Skeeter,
come on. i can point to any stock that ever traded, after the fact, and say everyone missed out on a tremendous "opportunity."
There was no "after the fact" identification of the opportunity -- go back and read the posts on this board in Feb and June. If February, Intel reaffirmed their commitment to RDRAM at the IDF. In June, the memory vendors started agreeing to pay royalties on non-RDRAM memories. Anyone could see the stock was moving like a runaway freight train. Worried about being the last one on board? -- that's great! You should be. Learn to preserve your capital! Sell after a run when it looks like the stock might be hitting a top, then buy back if the run starts again. I missed $5 to $7 here and there and didn't catch the totality of either run, but wasn't there for the declines, either (well, I caught a few falling knives here and there).

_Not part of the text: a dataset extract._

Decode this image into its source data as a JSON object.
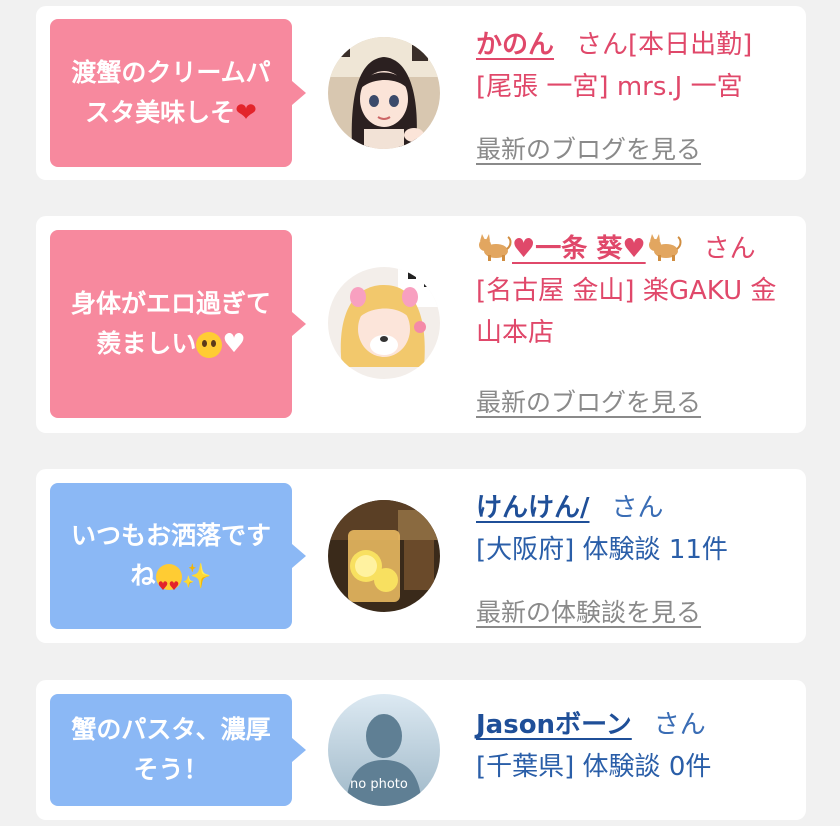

I could agree that you wouldn't want to play the June run based on Rambus trying to go after SDRAM/DDR royalties, but in February there was no request for other royalties, no fraud, etc. All the longs made money; the mistake (which I made many, many times in RMBS in 1998 and 1999) was to not protect those gains.
Zeev calls it capital preservation. Have your stop losses set. It's a great idea for everyone. But don't stand aside when something's running -- take advantage of it and make money.
No reason to address Carl's behavior on the thread -- his suspensions and deleted messages speak for themselves.